In the selection of five directors (Proposal No. 3), the names of the candidates are listed, but it was disappointing to see candidate numbers indicated in front of their names. Since they all have individual names, I do not think the numbers were necessary.
That last question is of course referring to a proposal for the elections and reelections of five Nintendo directors, which you can see here. Each candidate on the list is given a number — Candidate No. 1, Candidate No. 2 and so on. Clearly that was upsetting for this Nintendo shareholder.
Here’s Nintendo president Tatsumi Kimishima’s response, in which he politely tells that shareholder to piss off:
In presenting this year’s business report, we decided to use a recorded narration, and that is indeed a change from last year. We gave this much thought. The concern was that my speech may not be clear enough to be easily understood. So I ask for your understanding that this different approach was part of the new things that we are trying out. I do appreciate your valuable input about the importance of presenting the business report in my own words. We will definitely give thought to what we should do in the future.
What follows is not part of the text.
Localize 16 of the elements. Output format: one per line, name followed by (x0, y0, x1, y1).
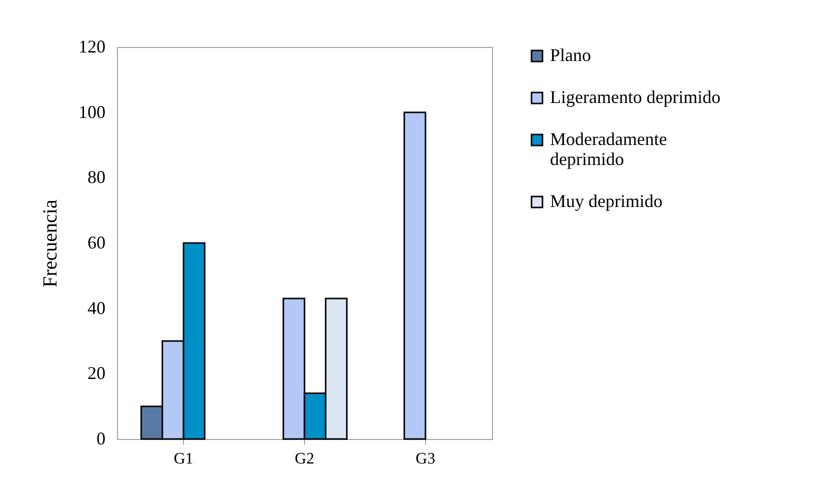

We will also take into consideration your opinion on the candidate numbers posted on the proposal item on director selection.
But wait! There’s more! One shareholder also happens to be a big Nintendo fan:
I have a request regarding the general meeting of shareholders. Your shareholders can be broadly divided into investors and Nintendo fans, and the questions at the general shareholders’ meeting follow suit, with questions about financial reports and Nintendo’s organisation on the one hand, and questions about games on the other. Don’t you think it would be better to divide up the Q&A session and use the first part for questions about financial reports, Nintendo’s organisation and share prices etc., and the second part for questions about games? I am a Nintendo fan, and I would rather ask questions about games, so as an alternative idea you could end the meeting after the first part, but then go into extra innings in a corner where game fans could get together and ask questions.
Sadly, Kimishima wouldn’t oblige.
I appreciate your love of our games and take it you want the general meeting of shareholders to be a place where more information about our games is provided. As I said at the meeting before last, the general meeting of shareholders should be a place where shareholders and board members can communicate on a range of topics. This is very important for the company’s future advancement and to respond to the requests of shareholders. Since there are shareholders at these meetings who have questions about corporate management from the perspective of investors, it is a significant opportunity to present that information to them (as well as to shareholders who are game fans). I get that you want us to provide more information about Nintendo products. I can’t say right now what we’ll do, but we will investigate ways of creating more opportunities to supply that information.
Nintendo shareholder Q&As are the best.